God’s gifts were, in A-Rod’s judgment, insufficient. So he would make up for the deficiency through chemistry.
Now Rodriguez has accepted his suspension for the 2014 season. The New York news outlets are full of speculation that his career is over and we won’t see him again take the field for any major-league team.
Whatever the outcome, we can already look at how well his goal of taking his place among the elite has worked out for him.
I gained a glimpse of the way that might be developing in a one-on-one conversation with legendary Yankee slugger Reggie Jackson.
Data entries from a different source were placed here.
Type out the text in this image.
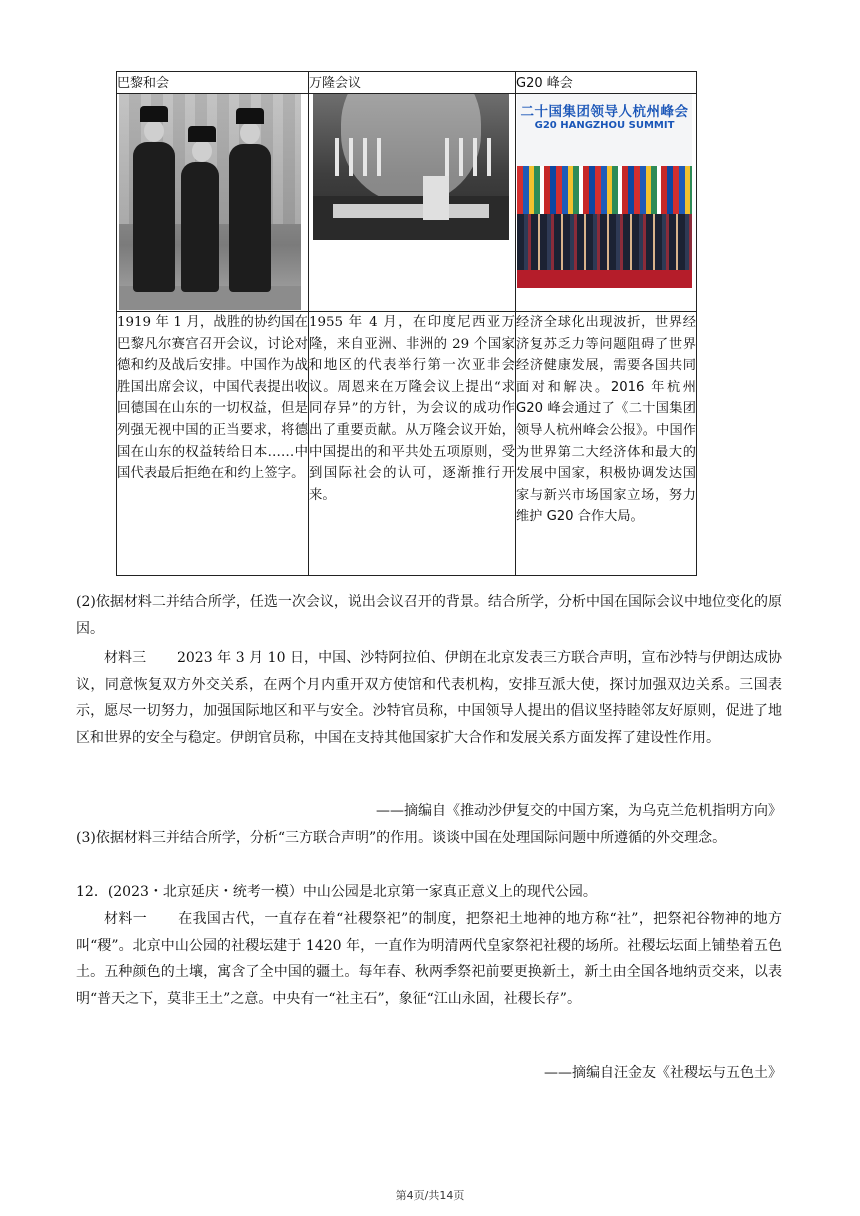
巴黎和会	万隆会议	G20 峰会

		二十国集团领导人杭州峰会
G20 HANGZHOU SUMMIT

1919 年 1 月，战胜的协约国在巴黎凡尔赛宫召开会议，讨论对德和约及战后安排。中国作为战胜国出席会议，中国代表提出收回德国在山东的一切权益，但是列强无视中国的正当要求，将德国在山东的权益转给日本……中国代表最后拒绝在和约上签字。	1955 年 4 月，在印度尼西亚万隆，来自亚洲、非洲的 29 个国家和地区的代表举行第一次亚非会议。周恩来在万隆会议上提出“求同存异”的方针，为会议的成功作出了重要贡献。从万隆会议开始，中国提出的和平共处五项原则，受到国际社会的认可，逐渐推行开来。	经济全球化出现波折，世界经济复苏乏力等问题阻碍了世界经济健康发展，需要各国共同面对和解决。2016 年杭州 G20 峰会通过了《二十国集团领导人杭州峰会公报》。中国作为世界第二大经济体和最大的发展中国家，积极协调发达国家与新兴市场国家立场，努力维护 G20 合作大局。
(2)依据材料二并结合所学，任选一次会议，说出会议召开的背景。结合所学，分析中国在国际会议中地位变化的原因。
材料三 2023 年 3 月 10 日，中国、沙特阿拉伯、伊朗在北京发表三方联合声明，宣布沙特与伊朗达成协议，同意恢复双方外交关系，在两个月内重开双方使馆和代表机构，安排互派大使，探讨加强双边关系。三国表示，愿尽一切努力，加强国际地区和平与安全。沙特官员称，中国领导人提出的倡议坚持睦邻友好原则，促进了地区和世界的安全与稳定。伊朗官员称，中国在支持其他国家扩大合作和发展关系方面发挥了建设性作用。
——摘编自《推动沙伊复交的中国方案，为乌克兰危机指明方向》
(3)依据材料三并结合所学，分析“三方联合声明”的作用。谈谈中国在处理国际问题中所遵循的外交理念。
12．(2023・北京延庆・统考一模）中山公园是北京第一家真正意义上的现代公园。
材料一 在我国古代，一直存在着“社稷祭祀”的制度，把祭祀土地神的地方称“社”，把祭祀谷物神的地方叫“稷”。北京中山公园的社稷坛建于 1420 年，一直作为明清两代皇家祭祀社稷的场所。社稷坛坛面上铺垫着五色土。五种颜色的土壤，寓含了全中国的疆土。每年春、秋两季祭祀前要更换新土，新土由全国各地纳贡交来，以表明“普天之下，莫非王土”之意。中央有一“社主石”，象征“江山永固，社稷长存”。
——摘编自汪金友《社稷坛与五色土》
第4页/共14页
Baseball knows him as Mr. October for his post-season clutch hitting during his career that included five World Series championships, being twice named the World Series Most Valuable Player, and 14 times as a MLB All Star.
Reggie has seldom kept his evaluation of players to himself. He talks freely about whether someone belongs along with him in the National Baseball Hall of Fame — an honor bestowed on him with an almost 94 percent majority in first-ballot voting in 1993.
Some might say that his opinions about the talent of baseball players have merit.
It was during a 2011 Yankees series at Rangers Ballpark in Arlington when Mr. October sat down next to me and we had some time to chat.
Late in the game Neftali Feliz came on to pitch. Reggie said he had heard a little about the youngster but wanted to know more.
I told him Neftali was a very promising closer who the previous year had set a major-league record for the most saves by a rookie in a single season.
It was irresistible for me to go on and describe how it was Neftali who had struck out A-Rod looking at the plate in Game 6 of the league series the year before and, at that moment, sent the Rangers to their first World Series.
Reggie’s response was unguarded and immediate. “Well he may have very well struck me out, too,” he declared, “but I sure as hell wouldn’t have been just standing there looking.”
It was characteristic of one of the all-time great hitters for him to say that he would have at least swung at a pitch in the strike zone in such a crucial moment in a playoff game.
But behind his words was the clear tone of a deeper feeling about Rodriguez. Reggie would be suspended as a Yankees special adviser the following year for questioning A-Rod’s home run records in the aftermath of his admission of using steroids.
There is no doubt in my mind that Reggie’s feelings are shared by other players, past and present, who will never accept Rodriguez as a legitimate member of the exclusive group of the game’s greatest.
Instead, many will hold him in contempt.
In the end, A-Rod won’t get what he wanted the most. He’s got to be considering his already legendary teammate Derek Jeter being celebrated across the land this year and wondering what might have been, if only …
There are consequences for breaking the rules — as there should be for all things in sports, but especially for the protection of one of the few endeavors in the world that is truly All American.